A identidade do anarquismo, única alternativa aos totalitarismos

 

Porém a identidade nada tem a ver com a procura autística dum "esplêndido isolamento". Ainda em Falência ou crise?, lemos: "Fechado na intrasigência absoluta face à vida política, o anarquismo puro está fora do tempo e do espaço, ideologia categórica, religião e seita. Fora da vida parlamentar,  fora da  administração municipal e provincial, não soube nem quis conduzir as batalhas de pormenor, suscitando, de quando em vez, consensos; não soube agitar problemas que interessem a maior parte dos cidadãos. (..) O movimento libertário alheou-se de uma infinidade de batalhas, alucinado sempre pela visão da Cidade do Sol, sempre perdido na repetição dos seus dogmas, sempre encerrado na sua propaganda estritamente ideológica ".

Daqui a sua crítica à impostação "frentista" (em sentido único) que tomou o movimento libertário escravo do bolchevismo. Berneri indicará ao anarquismo a recusa da homologação "frentista" como um dos remédios necessários a restituir autonomia ao movimento: "Desta experiência ressalta a insuficiência táctica do movimento anarquista, demasiado confiante nas frentes únicas, muito pouco autónomo (..) ".

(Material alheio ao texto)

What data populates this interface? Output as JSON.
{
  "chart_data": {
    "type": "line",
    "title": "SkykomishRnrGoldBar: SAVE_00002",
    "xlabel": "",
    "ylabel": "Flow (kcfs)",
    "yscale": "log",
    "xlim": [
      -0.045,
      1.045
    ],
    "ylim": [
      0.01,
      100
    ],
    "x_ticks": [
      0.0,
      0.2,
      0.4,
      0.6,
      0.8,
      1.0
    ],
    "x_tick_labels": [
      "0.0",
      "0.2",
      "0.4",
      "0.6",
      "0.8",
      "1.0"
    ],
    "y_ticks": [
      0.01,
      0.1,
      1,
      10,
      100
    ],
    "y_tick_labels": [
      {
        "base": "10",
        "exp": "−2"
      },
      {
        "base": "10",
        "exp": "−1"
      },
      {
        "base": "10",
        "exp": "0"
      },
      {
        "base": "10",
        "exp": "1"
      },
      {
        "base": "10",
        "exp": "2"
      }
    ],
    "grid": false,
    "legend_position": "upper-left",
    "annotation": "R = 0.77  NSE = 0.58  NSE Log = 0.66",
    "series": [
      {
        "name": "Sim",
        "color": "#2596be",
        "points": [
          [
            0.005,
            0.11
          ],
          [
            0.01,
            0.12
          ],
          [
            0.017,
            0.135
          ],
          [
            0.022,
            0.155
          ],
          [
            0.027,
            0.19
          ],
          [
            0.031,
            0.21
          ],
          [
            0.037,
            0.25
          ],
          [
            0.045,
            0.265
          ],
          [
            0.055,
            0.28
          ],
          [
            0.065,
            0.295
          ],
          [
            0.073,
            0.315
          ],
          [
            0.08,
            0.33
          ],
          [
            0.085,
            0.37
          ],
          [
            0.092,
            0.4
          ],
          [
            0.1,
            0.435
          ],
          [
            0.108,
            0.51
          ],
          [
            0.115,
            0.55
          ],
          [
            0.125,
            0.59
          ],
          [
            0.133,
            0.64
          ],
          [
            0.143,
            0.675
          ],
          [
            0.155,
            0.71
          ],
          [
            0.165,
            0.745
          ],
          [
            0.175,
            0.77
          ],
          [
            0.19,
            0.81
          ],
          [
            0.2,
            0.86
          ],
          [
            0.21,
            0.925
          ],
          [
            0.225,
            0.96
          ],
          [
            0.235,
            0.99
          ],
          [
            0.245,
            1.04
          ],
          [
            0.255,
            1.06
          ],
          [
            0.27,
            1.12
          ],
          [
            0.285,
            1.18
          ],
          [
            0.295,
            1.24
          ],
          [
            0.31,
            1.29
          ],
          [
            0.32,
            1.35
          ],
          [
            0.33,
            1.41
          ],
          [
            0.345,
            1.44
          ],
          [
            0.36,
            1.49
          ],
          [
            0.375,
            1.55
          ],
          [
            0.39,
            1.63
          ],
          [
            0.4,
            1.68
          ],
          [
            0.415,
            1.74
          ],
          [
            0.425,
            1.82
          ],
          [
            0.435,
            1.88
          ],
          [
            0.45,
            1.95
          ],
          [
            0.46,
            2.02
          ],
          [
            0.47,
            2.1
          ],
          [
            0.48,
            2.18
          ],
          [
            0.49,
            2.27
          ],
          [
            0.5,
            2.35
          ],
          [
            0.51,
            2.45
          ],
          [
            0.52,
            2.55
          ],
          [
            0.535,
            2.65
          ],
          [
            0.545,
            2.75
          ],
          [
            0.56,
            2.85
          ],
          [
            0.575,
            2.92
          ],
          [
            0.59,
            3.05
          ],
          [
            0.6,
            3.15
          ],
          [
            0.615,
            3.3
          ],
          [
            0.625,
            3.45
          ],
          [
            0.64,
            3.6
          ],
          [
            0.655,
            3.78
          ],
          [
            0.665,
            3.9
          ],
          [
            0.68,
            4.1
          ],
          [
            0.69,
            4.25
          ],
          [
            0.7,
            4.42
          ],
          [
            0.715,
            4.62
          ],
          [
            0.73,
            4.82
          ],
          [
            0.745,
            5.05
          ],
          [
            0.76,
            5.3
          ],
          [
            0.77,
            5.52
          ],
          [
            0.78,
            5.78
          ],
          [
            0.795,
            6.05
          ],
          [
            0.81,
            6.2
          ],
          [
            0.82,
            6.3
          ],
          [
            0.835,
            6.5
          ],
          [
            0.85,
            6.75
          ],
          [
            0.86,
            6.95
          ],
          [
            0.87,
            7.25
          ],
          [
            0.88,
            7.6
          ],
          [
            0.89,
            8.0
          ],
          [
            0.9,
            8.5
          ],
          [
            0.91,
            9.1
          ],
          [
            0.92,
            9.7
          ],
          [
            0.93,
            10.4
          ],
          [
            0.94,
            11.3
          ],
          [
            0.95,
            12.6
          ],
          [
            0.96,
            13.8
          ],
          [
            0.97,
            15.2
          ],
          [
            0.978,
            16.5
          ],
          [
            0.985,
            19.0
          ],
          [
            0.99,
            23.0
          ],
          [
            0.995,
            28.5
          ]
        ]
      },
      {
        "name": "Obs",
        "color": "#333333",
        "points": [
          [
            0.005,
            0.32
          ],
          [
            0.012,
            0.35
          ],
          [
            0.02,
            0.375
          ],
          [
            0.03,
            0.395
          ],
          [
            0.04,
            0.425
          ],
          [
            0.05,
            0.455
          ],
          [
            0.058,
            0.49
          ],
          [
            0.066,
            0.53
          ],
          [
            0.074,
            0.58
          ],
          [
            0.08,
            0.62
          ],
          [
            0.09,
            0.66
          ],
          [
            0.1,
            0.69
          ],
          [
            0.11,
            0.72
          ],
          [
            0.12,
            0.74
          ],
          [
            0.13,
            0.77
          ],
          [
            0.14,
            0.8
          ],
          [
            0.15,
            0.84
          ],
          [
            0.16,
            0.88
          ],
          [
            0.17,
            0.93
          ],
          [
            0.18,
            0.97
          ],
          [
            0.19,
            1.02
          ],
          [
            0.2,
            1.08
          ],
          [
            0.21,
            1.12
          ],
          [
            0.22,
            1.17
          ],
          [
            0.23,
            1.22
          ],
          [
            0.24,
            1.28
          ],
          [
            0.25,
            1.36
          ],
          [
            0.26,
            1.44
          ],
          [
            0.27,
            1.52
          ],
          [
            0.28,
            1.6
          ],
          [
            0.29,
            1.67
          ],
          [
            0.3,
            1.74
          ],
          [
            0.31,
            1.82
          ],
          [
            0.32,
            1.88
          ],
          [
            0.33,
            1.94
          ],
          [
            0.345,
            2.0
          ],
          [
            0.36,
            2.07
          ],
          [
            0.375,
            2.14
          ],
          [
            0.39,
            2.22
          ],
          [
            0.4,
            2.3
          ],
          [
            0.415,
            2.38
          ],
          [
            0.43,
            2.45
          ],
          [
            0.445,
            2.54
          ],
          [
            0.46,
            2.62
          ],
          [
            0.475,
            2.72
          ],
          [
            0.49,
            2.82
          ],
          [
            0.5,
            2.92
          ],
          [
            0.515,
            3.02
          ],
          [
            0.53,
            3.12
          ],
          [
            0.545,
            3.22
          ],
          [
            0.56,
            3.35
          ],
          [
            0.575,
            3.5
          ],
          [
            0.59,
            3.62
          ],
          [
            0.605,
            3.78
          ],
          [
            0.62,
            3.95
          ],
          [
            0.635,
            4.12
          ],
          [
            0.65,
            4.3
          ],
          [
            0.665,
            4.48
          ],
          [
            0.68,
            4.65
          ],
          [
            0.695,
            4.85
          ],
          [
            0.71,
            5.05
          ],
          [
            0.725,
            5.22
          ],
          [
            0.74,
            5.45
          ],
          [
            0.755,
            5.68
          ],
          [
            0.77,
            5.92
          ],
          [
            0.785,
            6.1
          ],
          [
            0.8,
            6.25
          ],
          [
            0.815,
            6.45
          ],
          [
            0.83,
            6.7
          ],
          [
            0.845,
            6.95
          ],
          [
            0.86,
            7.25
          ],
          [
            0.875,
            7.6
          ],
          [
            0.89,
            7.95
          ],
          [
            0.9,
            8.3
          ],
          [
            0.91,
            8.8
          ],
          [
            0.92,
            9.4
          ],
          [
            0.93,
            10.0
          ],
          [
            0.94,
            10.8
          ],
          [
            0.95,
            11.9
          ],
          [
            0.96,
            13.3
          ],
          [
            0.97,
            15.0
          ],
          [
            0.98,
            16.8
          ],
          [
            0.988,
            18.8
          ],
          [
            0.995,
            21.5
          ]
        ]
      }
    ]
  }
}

Muito menos foi fautor em política da demagogia de "mais um". "Pela mania de estar à esquerda de todos não devemos secundar o Partido Comunista nos seus erros extremistas, além do nosso princípio de não querer impor o comunismo, e também porque o Partido Comunista faria marcha atrás no terreno económico e se aproveitaria da nossa colaboração insurreccional expropriadora para construir e consolidar a sua própria ditadura ".

Sem condescender com o integralismo e evitando o sectarismo. Será assim o anarquista italiano que mais procurará favorecer e concretizar uma adequada política de alianças, reavaliando, a seu tempo, republicanos de esquerda e liberal-socialistas como Gobbetti e os antifascistas-federalistas-autonomistas (anti-soviéticos) de Justiça e Liberdade: Salvemini e os irmãos Rosselli.

A preferência por uma aliança "estratégica" com os fautores de um "socialismo federalista liberal" ligada às circunstância e à política, não representava uma derrogação das opções do socialismo libertário. Por outras palavras, o objectivo permanecia o mesmo. Assim, se aperfeiçoava, delineada por Berneri uma táctica para a presença e protagonismo do anarquismo. Berneri considerava que o anarquismo devia concluir pactos de unidade de acção unicamente com entidades federalistas e igualitárias, mas por definição contrárias a todos os totalitarismos.